Schnee und Eis: Vorbereitungen für ein winterfestes Auto

Auto Winterfest machen

Die kalte Jahreszeit bedeutet für jedes Auto eine besondere Herausforderung und einen Härtetest. Nasse, rutschige Straßen, Kälte, Feuchtigkeit und starke Temperaturschwankungen sind alles andere als eine optimale Umgebung für die Elektronik und Mechanik. Um diese Belastungen auch bei niedrigen Temperaturen problemlos zu überstehen, empfiehlt es sich, das Fahrzeug vor Einbruch der ersten Minusgrade winterfest zu machen. Dazu braucht es neben einigen besonderen Zubehörteilen wie beispielsweise Winterreifen nur etwas Vorbereitung und einige einfache Pflegemittel.
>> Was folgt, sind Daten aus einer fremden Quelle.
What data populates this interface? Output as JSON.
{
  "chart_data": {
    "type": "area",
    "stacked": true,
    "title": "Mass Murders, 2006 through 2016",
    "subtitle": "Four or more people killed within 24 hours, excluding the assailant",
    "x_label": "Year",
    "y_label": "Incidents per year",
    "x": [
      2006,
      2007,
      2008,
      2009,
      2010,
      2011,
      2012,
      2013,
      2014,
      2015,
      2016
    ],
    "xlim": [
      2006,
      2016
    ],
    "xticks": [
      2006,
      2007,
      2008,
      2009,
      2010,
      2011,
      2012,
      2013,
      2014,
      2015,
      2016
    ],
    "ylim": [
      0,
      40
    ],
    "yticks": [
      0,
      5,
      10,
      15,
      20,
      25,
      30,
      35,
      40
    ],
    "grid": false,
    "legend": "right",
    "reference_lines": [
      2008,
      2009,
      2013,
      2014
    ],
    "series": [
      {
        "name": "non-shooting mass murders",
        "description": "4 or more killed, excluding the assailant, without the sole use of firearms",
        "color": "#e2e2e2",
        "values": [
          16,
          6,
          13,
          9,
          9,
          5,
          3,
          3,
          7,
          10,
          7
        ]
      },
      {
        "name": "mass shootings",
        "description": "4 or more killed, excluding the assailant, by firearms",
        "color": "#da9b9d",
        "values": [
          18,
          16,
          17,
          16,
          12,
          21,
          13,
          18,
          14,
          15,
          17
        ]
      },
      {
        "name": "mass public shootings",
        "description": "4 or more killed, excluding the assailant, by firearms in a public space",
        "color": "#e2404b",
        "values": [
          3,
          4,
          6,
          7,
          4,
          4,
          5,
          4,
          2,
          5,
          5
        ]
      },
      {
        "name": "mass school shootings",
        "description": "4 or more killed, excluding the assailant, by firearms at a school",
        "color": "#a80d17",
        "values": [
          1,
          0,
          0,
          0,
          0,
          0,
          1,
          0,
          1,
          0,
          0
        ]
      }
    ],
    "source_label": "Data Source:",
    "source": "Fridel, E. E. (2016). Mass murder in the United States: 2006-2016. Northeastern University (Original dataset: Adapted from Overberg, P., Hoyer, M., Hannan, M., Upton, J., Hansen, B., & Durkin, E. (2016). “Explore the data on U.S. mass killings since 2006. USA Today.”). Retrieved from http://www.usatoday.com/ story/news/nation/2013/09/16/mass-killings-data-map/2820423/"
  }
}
Die richtigen Reifen sind unverzichtbar

Es ist sicherlich ärgerlich, wenn das Auto morgens nach einer kalten Nacht nicht anspringt. Wenn es allerdings nicht über die grundlegende Ausstattung für den Winter und insbesondere Winterreifen oder zumindest Ganzjahresreifen verfügt, ist das nicht nur eine Ordnungswidrigkeit, sondern außerdem extrem gefährlich. Bei grober Fahrlässigkeit kann die KFZ-Versicherung sogar die Haftung verweigern. Als erster Schritt muss deshalb die Fahrtauglichkeit und die maximal mögliche Sicherheit gewährleistet werden. Und die beginnt bei der Bereifung. Ganzjahresreifen haben den Vorteil, für jede Temperatur geeignet zu sein. Doch sie sind weit davon entfernt, perfekte Haftung unter allen Bedingungen und auf allen Oberflächen zu bieten. Besonders bei Schnee und extremer Kälte können sie nicht mit echten Winterreifen konkurrieren, die außerdem einen deutlich kürzeren Bremsweg besitzen. Wer noch keinen zusätzlichen Reifensatz besitzt, kann beim Kauf einiges Geld sparen und erst einmal die Preise für Winterreifen online vergleichen – auf reifen2go.de/winterreifen etwa. Es gibt keine gesetzliche Vorschrift, wann der Wechsel erfolgen muss. Fachleute raten zu der O-O -Regel: Von Oktober bis Ostern sollten Winterreifen montiert sein. Bei mildem Klima ist es allerdings durchaus ratsam, davon abzuweichen – bereits bei Temperaturen über 7° Celsius verlängert sich der Bremsweg deutlich. Dem begegnet ein Autofahrer am besten, indem er einen höheren Sicherheitsabstand bei mildem Wetter einhält.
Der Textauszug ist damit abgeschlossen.